Bohumil Kartous,  photo: TV Barrandov
« C’est le résultat de la pression du lobby industriel qui est avide parce qu’il veut surtout pouvoir choisir dans un lot le plus varié possible de chercheurs d’emploi. Il ne se contente pas du nombre déjà trop élevé de diplômés des écoles professionnelles. Ainsi, il va à l’encontre de l’objectif de la Stratégie 2020, adoptée par le ministère de l’Éducation, qui vise à transformer les lycées professionnels en des établissements fournissant un enseignement plus général. Il ne faut pas oublier que la fonction la plus importante de l’éducation publique n’est pas de répondre aux demandes des employeurs, d’autant moins que ces derniers n’ont qu’une vision sur le court terme. L’avenir du secteur industriel est incertain. Les entreprises délocalisent pour trouver une main-d’œuvre bon marché. Si nous poussons les élèves à trop se spécialiser, lorsque les usines de production fermeront, ils seront dans l’impossibilité de trouver un autre emploi à cause de leur formation insuffisante. »

Jana Straková et Bohumil Kartous s’accordent pour dire que la part de l’enseignement général dans le parcours scolaire devrait s’accroître et le nombre de spécialisations baisser.
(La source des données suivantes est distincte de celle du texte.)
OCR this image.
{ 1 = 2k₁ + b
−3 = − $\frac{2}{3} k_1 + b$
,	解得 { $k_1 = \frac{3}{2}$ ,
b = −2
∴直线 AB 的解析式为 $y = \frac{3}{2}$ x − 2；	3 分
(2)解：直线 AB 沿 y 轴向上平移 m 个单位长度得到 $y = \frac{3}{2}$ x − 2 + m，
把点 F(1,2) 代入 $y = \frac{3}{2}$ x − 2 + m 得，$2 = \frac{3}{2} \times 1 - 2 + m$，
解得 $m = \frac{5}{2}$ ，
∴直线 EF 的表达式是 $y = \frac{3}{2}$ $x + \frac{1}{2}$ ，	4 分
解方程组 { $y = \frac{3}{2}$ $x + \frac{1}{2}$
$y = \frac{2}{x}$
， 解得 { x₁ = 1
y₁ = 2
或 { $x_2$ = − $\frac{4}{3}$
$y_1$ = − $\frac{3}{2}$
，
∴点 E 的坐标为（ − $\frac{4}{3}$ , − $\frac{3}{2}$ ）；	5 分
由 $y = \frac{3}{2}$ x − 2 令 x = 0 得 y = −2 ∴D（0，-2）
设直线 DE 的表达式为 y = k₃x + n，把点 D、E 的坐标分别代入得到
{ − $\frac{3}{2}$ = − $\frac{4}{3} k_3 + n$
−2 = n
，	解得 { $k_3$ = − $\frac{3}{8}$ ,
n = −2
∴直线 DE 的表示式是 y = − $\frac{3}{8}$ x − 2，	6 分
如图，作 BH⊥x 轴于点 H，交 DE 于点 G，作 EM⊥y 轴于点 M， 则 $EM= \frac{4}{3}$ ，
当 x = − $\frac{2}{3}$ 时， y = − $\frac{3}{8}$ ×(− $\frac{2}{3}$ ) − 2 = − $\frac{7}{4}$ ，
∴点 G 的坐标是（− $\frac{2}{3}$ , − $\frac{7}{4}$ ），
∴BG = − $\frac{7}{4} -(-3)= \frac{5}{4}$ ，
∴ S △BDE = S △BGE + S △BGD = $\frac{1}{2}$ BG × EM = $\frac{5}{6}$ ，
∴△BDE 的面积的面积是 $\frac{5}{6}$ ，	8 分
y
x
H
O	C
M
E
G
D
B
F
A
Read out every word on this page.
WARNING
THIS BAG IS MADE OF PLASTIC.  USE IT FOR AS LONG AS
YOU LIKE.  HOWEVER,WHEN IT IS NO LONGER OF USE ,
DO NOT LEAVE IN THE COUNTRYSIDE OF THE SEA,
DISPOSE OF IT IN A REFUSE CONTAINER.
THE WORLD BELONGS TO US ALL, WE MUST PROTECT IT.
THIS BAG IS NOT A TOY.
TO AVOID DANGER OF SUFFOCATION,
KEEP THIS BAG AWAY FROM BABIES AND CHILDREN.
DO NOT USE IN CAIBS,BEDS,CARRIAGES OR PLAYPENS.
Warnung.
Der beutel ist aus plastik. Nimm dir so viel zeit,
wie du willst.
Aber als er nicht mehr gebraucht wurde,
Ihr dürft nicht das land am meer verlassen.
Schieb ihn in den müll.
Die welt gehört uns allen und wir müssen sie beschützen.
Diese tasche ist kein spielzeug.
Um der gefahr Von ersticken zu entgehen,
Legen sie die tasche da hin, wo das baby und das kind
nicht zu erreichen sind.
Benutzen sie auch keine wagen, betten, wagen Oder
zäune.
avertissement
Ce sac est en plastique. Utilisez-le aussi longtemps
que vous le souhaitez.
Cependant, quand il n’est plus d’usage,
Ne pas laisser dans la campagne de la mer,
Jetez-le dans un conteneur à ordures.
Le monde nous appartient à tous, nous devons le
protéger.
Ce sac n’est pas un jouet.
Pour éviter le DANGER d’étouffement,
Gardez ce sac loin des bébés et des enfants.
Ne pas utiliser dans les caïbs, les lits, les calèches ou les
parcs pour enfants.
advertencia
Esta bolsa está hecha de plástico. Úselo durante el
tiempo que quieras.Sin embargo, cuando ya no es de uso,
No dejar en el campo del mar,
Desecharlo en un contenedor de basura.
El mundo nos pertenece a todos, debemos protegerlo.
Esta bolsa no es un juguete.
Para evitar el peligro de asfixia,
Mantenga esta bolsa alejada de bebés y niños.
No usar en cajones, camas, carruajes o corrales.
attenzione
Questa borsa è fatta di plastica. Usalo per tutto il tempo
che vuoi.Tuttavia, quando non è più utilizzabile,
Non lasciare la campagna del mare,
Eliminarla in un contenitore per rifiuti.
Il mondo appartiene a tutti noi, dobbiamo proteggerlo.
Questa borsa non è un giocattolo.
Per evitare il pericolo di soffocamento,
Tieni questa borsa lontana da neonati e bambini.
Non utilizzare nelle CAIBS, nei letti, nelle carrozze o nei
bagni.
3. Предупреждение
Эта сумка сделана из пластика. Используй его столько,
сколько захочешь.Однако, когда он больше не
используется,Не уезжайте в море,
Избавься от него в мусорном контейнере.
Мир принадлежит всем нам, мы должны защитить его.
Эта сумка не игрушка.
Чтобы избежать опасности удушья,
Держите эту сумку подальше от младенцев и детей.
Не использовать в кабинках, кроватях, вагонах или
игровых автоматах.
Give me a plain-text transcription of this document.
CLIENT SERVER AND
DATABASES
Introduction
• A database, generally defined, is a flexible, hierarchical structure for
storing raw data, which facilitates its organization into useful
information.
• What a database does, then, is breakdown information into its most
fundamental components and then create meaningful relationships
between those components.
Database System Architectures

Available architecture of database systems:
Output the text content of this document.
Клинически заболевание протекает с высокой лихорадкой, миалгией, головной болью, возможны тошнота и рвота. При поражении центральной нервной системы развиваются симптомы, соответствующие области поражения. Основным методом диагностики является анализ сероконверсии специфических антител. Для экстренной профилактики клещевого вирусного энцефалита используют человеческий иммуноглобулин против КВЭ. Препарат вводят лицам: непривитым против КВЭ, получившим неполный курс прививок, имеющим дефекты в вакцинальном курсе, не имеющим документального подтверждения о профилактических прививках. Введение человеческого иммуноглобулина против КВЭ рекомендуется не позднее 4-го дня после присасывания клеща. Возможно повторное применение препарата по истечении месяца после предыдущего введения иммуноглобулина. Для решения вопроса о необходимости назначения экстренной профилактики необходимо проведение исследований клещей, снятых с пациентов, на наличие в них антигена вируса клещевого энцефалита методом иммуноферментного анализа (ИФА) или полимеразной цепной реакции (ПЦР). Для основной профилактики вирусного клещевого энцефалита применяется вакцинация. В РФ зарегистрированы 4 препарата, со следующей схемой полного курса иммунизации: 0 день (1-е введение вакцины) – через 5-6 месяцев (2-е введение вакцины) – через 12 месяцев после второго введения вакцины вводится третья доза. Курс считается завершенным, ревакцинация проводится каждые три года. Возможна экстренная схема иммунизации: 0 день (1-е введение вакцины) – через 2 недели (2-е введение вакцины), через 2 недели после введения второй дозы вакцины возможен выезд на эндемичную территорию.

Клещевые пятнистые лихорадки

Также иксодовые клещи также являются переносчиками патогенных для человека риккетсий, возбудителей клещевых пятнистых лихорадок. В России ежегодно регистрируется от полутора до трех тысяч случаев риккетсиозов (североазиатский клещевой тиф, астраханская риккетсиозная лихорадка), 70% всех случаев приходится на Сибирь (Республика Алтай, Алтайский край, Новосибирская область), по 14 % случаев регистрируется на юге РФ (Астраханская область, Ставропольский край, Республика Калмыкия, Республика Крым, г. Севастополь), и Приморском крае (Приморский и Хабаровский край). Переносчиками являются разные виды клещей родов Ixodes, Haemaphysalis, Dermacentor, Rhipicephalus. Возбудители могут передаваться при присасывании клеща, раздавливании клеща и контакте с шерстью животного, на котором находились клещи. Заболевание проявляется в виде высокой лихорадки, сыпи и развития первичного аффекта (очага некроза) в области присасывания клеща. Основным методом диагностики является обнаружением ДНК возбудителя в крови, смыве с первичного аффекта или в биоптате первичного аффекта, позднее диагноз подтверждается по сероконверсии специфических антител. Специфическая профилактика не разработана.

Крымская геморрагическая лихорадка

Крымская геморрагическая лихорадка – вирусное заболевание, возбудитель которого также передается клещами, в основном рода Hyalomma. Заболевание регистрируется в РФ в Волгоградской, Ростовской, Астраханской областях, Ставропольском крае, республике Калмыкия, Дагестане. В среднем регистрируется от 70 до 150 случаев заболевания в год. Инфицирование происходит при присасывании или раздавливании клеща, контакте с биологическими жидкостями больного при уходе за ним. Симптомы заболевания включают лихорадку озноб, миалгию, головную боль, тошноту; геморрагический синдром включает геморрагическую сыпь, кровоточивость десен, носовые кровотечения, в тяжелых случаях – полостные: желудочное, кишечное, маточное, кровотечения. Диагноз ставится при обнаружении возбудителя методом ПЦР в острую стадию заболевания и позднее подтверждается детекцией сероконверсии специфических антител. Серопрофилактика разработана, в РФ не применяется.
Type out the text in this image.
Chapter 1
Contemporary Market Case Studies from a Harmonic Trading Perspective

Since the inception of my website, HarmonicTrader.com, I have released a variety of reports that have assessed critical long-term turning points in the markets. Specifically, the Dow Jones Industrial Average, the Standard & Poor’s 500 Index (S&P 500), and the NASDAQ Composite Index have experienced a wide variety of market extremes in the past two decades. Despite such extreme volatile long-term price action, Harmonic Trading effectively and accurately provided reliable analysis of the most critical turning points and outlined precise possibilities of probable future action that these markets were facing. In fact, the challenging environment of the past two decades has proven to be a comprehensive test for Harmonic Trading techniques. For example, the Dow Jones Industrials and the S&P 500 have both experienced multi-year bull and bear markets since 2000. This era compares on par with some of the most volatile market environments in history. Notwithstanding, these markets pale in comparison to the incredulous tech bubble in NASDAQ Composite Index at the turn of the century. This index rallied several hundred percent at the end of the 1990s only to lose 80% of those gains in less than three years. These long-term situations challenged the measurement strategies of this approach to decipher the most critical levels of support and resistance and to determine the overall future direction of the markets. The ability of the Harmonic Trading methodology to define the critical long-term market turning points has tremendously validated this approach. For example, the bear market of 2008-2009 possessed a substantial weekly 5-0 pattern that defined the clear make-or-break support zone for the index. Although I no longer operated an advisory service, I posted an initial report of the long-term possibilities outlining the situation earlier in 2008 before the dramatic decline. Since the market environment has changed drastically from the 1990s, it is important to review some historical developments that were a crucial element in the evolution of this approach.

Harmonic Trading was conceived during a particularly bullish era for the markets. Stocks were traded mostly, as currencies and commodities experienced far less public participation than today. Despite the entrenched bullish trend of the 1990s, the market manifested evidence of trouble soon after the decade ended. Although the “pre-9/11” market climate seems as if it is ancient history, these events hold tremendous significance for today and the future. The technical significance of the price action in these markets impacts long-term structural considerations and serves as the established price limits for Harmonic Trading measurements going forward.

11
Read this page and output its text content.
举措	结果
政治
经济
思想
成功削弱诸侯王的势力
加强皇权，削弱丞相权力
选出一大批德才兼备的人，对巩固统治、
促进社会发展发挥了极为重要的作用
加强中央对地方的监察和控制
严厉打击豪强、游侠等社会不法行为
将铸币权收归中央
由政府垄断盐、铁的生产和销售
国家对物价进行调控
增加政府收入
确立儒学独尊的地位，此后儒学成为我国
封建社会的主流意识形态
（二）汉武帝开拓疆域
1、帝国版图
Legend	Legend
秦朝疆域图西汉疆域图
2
Enfin, tous deux sont favorables à une réduction des grandes disparités qui existent dans la qualité de l’enseignement proposé par les écoles d’apprentissage et les « gymnázium ». Néanmoins, la place qu’occupent ces derniers, établissements plutôt élitistes dans le système éducatif tchèque, pose d’autres questions tout aussi complexes, et notamment celle de l’égalité de l’accès à l’éducation et d’une même école pour tous.